Apr. 9th, 2003

alexr_rwx: (Default)
I have a new favourite behaviour: nobody let me forget to do this...

I'm going to start proving things "by the converse error". This came up when Corey suggested that next time Marty and myself go running, I take him along by carrying him on my back. Marty suggested that this might make it harder to run with me, because things that are heavier (or at least cars that are heavier, apparently) go faster. I validated his suggestion by the following argument.

Things approaching the speed of light also approach infinite mass, which implies that the faster something's going, the heavier it gets. Therefore, By The Converse Error, the closer something gets to infinite mass, the closer its velocity must be to c.

There's a 5K coming up next week -- I'll have to bring Corey with me. Maybe I can eat some doughnuts between now and then...

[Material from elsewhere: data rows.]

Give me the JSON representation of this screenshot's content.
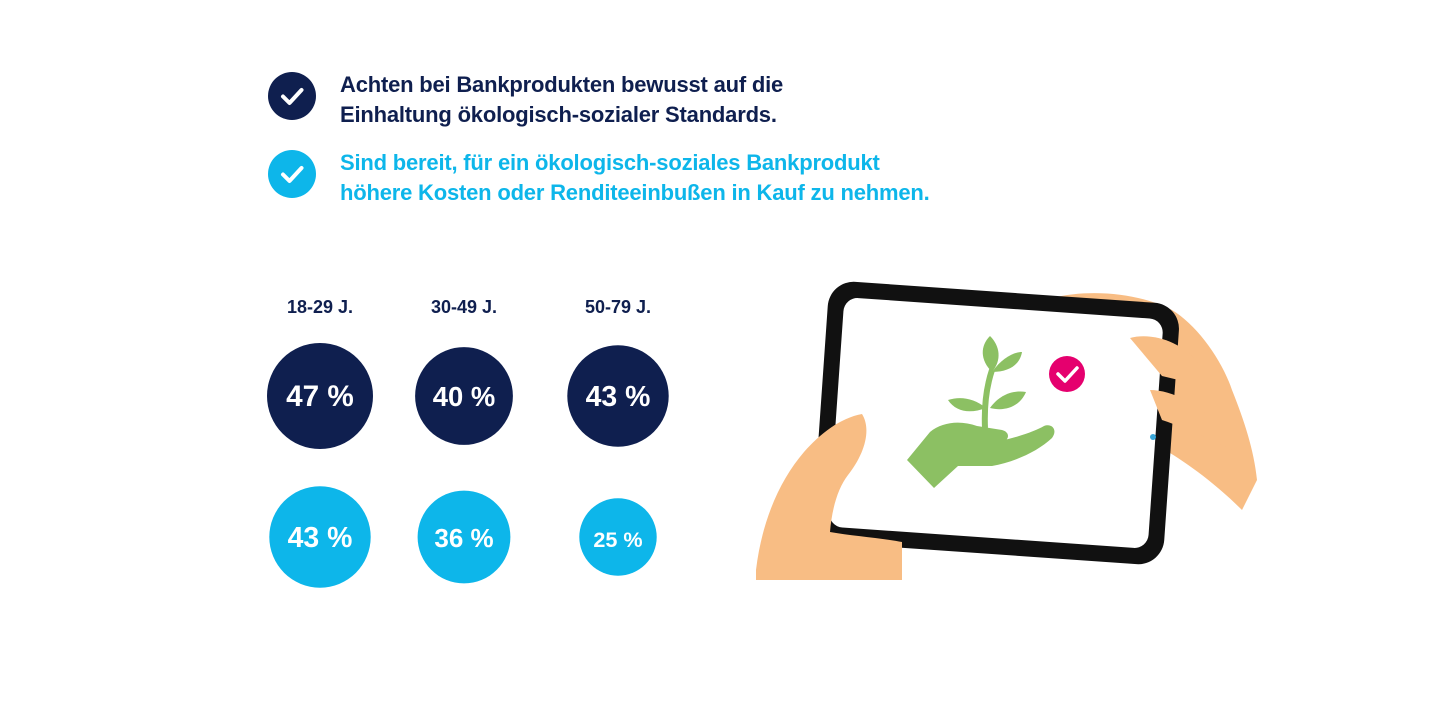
{
  "legend": [
    {
      "text": "Achten bei Bankprodukten bewusst auf die\nEinhaltung ökologisch-sozialer Standards.",
      "color": "#0f1f4f",
      "icon": "checkmark-icon"
    },
    {
      "text": "Sind bereit, für ein ökologisch-soziales Bankprodukt\nhöhere Kosten oder Renditeeinbußen in Kauf zu nehmen.",
      "color": "#0db6ea",
      "icon": "checkmark-icon"
    }
  ],
  "chart_data": {
    "type": "bubble",
    "categories": [
      "18-29 J.",
      "30-49 J.",
      "50-79 J."
    ],
    "series": [
      {
        "name": "Achten bei Bankprodukten bewusst auf die Einhaltung ökologisch-sozialer Standards.",
        "values": [
          47,
          40,
          43
        ],
        "labels": [
          "47 %",
          "40 %",
          "43 %"
        ],
        "color": "#0f1f4f"
      },
      {
        "name": "Sind bereit, für ein ökologisch-soziales Bankprodukt höhere Kosten oder Renditeeinbußen in Kauf zu nehmen.",
        "values": [
          43,
          36,
          25
        ],
        "labels": [
          "43 %",
          "36 %",
          "25 %"
        ],
        "color": "#0db6ea"
      }
    ]
  },
  "illustration": {
    "icons": [
      "tablet-icon",
      "hand-icon",
      "plant-icon",
      "checkmark-badge-icon"
    ],
    "colors": {
      "skin": "#f8bd84",
      "tablet_frame": "#111111",
      "plant": "#8cc063",
      "badge": "#e5006e"
    }
  }
}
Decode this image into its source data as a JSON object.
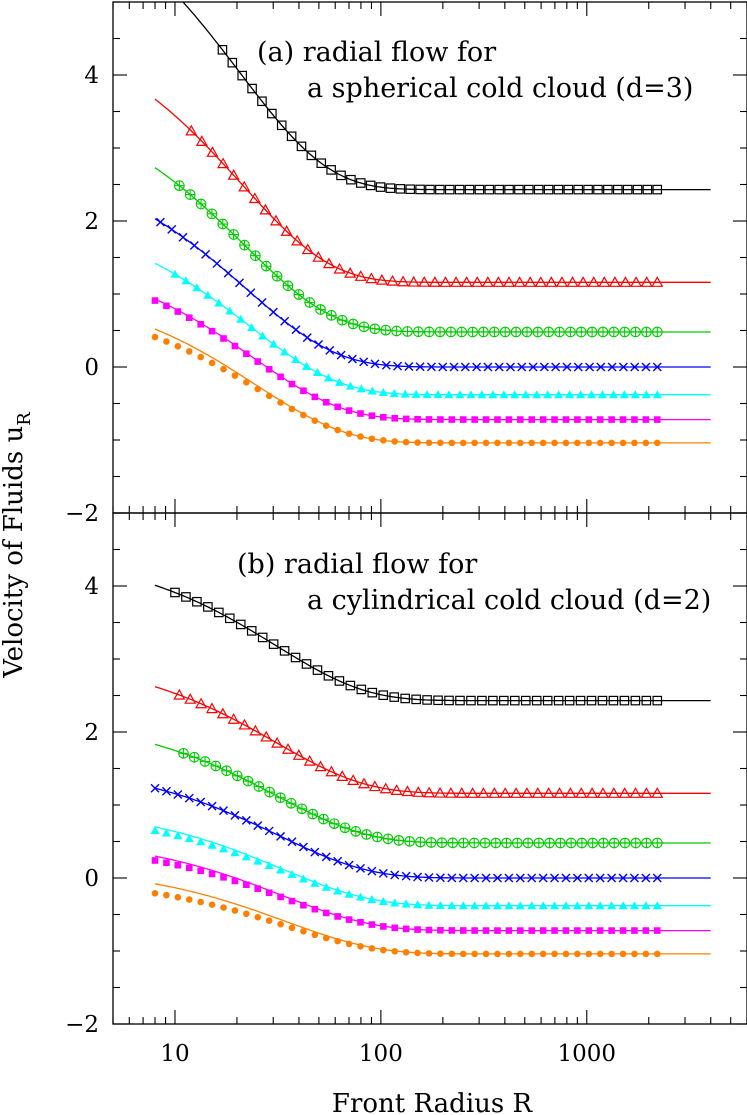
{
  "figure": {
    "xlabel": "Front Radius R",
    "ylabel": "Velocity of Fluids u",
    "ylabel_sub": "R",
    "xscale": "log",
    "xlim": [
      5,
      6000
    ],
    "ylim": [
      -2,
      5
    ],
    "xticks": [
      {
        "value": 10,
        "label": "10"
      },
      {
        "value": 100,
        "label": "100"
      },
      {
        "value": 1000,
        "label": "1000"
      }
    ],
    "yticks": [
      {
        "value": -2,
        "label": "−2"
      },
      {
        "value": 0,
        "label": "0"
      },
      {
        "value": 2,
        "label": "2"
      },
      {
        "value": 4,
        "label": "4"
      }
    ]
  },
  "chart_data": [
    {
      "type": "line",
      "panel": "a",
      "title_line1": "(a) radial flow for",
      "title_line2": "a spherical cold cloud (d=3)",
      "xscale": "log",
      "ylim": [
        -2,
        5
      ],
      "series": [
        {
          "color": "#000000",
          "marker": "open-square",
          "final": 2.43,
          "curve_amp": 2.69,
          "curve_decay": 20.6,
          "data_amp": 2.69,
          "data_decay": 20.6,
          "curve_start": 10,
          "data_start": 17,
          "data_end": 2200
        },
        {
          "color": "#ff0000",
          "marker": "open-triangle",
          "final": 1.16,
          "curve_amp": 2.51,
          "curve_decay": 21.0,
          "data_amp": 2.51,
          "data_decay": 21.0,
          "curve_start": 8,
          "data_start": 12,
          "data_end": 2200
        },
        {
          "color": "#00cc00",
          "marker": "open-circle-plus",
          "final": 0.48,
          "curve_amp": 2.25,
          "curve_decay": 21.6,
          "data_amp": 2.25,
          "data_decay": 21.6,
          "curve_start": 8,
          "data_start": 10.5,
          "data_end": 2200
        },
        {
          "color": "#0000ff",
          "marker": "cross",
          "final": 0.0,
          "curve_amp": 2.03,
          "curve_decay": 22.2,
          "data_amp": 2.03,
          "data_decay": 22.2,
          "curve_start": 8,
          "data_start": 8.5,
          "data_end": 2200
        },
        {
          "color": "#00ffff",
          "marker": "filled-triangle",
          "final": -0.38,
          "curve_amp": 1.8,
          "curve_decay": 23.2,
          "data_amp": 1.8,
          "data_decay": 23.2,
          "curve_start": 8,
          "data_start": 10,
          "data_end": 2200
        },
        {
          "color": "#ff00ff",
          "marker": "filled-square",
          "final": -0.72,
          "curve_amp": 1.65,
          "curve_decay": 24.0,
          "data_amp": 1.63,
          "data_decay": 24.0,
          "curve_start": 8,
          "data_start": 8,
          "data_end": 2200
        },
        {
          "color": "#ff8000",
          "marker": "filled-circle",
          "final": -1.04,
          "curve_amp": 1.56,
          "curve_decay": 24.8,
          "data_amp": 1.45,
          "data_decay": 25.5,
          "curve_start": 8,
          "data_start": 8,
          "data_end": 2200
        }
      ]
    },
    {
      "type": "line",
      "panel": "b",
      "title_line1": "(b) radial flow for",
      "title_line2": "a cylindrical cold cloud (d=2)",
      "xscale": "log",
      "ylim": [
        -2,
        5
      ],
      "series": [
        {
          "color": "#000000",
          "marker": "open-square",
          "final": 2.43,
          "curve_amp": 1.58,
          "curve_decay": 31.0,
          "data_amp": 1.58,
          "data_decay": 31.0,
          "curve_start": 8,
          "data_start": 10,
          "data_end": 2200
        },
        {
          "color": "#ff0000",
          "marker": "open-triangle",
          "final": 1.16,
          "curve_amp": 1.46,
          "curve_decay": 31.0,
          "data_amp": 1.46,
          "data_decay": 31.0,
          "curve_start": 8,
          "data_start": 10.5,
          "data_end": 2200
        },
        {
          "color": "#00cc00",
          "marker": "open-circle-plus",
          "final": 0.48,
          "curve_amp": 1.35,
          "curve_decay": 31.5,
          "data_amp": 1.35,
          "data_decay": 31.5,
          "curve_start": 8,
          "data_start": 11,
          "data_end": 2200
        },
        {
          "color": "#0000ff",
          "marker": "cross",
          "final": 0.0,
          "curve_amp": 1.23,
          "curve_decay": 32.0,
          "data_amp": 1.23,
          "data_decay": 32.0,
          "curve_start": 8,
          "data_start": 8,
          "data_end": 2200
        },
        {
          "color": "#00ffff",
          "marker": "filled-triangle",
          "final": -0.38,
          "curve_amp": 1.08,
          "curve_decay": 33.0,
          "data_amp": 1.03,
          "data_decay": 33.0,
          "curve_start": 8,
          "data_start": 8,
          "data_end": 2200
        },
        {
          "color": "#ff00ff",
          "marker": "filled-square",
          "final": -0.72,
          "curve_amp": 1.02,
          "curve_decay": 33.5,
          "data_amp": 0.96,
          "data_decay": 33.5,
          "curve_start": 8,
          "data_start": 8,
          "data_end": 2200
        },
        {
          "color": "#ff8000",
          "marker": "filled-circle",
          "final": -1.04,
          "curve_amp": 0.96,
          "curve_decay": 34.5,
          "data_amp": 0.83,
          "data_decay": 34.5,
          "curve_start": 8,
          "data_start": 8,
          "data_end": 2200
        }
      ]
    }
  ]
}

Hrm... and before I sleep tonight (if I sleep tonight) I need to get that combinatorics test fixed up... so I might go hang out in the CoC. The sunrise coming up over East Campus from the deck between the CoC and the microelectronics building is lovely.
alexr_rwx: (Default)
... so I get to do corrections on this combinatorics test to try to salvage something from the burning wreckage of my grade, and I would really very much like to get all the points I can get, because I have a feeling that each and every one of them is going to be helpful.

Only a lot of the notation on the test (on the questions I didn't even manage to get to on the first go-round) ... isn't making much sense. Because it doesn't seem to be in the book. And it's not googling very well. And nobody seems to know quite what they mean... and the book doesn't have any examples that act like the test questions.

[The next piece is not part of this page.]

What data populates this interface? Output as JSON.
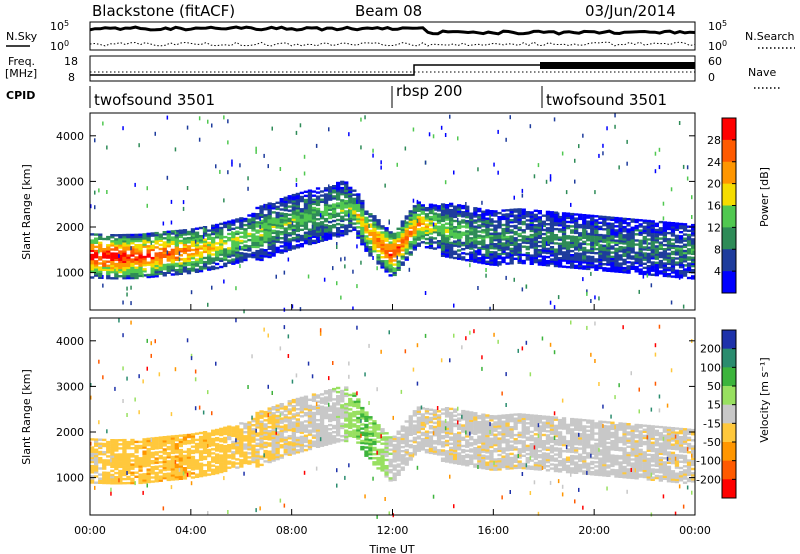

So essentially, I'm somewhat frustrated. I don't want to go to sleep if I can correct more of this crap, but these questions aren't making a whole lot of sense, and there's a whole lot of other stuff that needs to get done this week, and it might not be a good idea, considering the outlook for the rest of the week, to stay up all night again. It's like a wall of notation...

I think I see how 2130 students who don't think of themselves as C hackers feel... if you're just trying to get through a class about complex, unintuitive sorts of problem-solving without ... really identifying with it ... then that makes it really hard. I have trouble understanding this, considering how long I've been speaking C -- 2130 was mostly intuitive for me, just a matter of doing it. If I haven't thought of myself as a mathematician, or even just a student particularly good at math, since HS... and I didn't get much of a grasp on this stuff the first time around, how am I going to get it now, at 3AM when I'm supposed to be correcting a freaking test that ...

*growls* ... it's not even the concepts in combinatorics that are so hard, really ... it's just... not always obvious what's getting asked, and the examples in the freaking book don't do anything simple, so you can just see the One Concept they're trying to get across... "well, here, let me illustrate this simple idea by... breaking out the Taylor polynomials and doing things with ten variables at once! Ha ha ha!"

Failing combinatorics would be very upsetting.

Ah, but I found out that I can do an Eastern European accent like Dr. Rucinski's (he's the professor for this class) without too much trouble... not in order to make fun of him at all -- he's clearly brilliant. I was just trying to reproduce something he said, and it seemed natural for it to come out with his accent.

... maybe I should sleep for a bit. Maybe I should make coffee. Maybe I should sleep and then drink coffee. The only problem being that sleep or coffee might not help with this particular issue that I'm having right now. Ah well.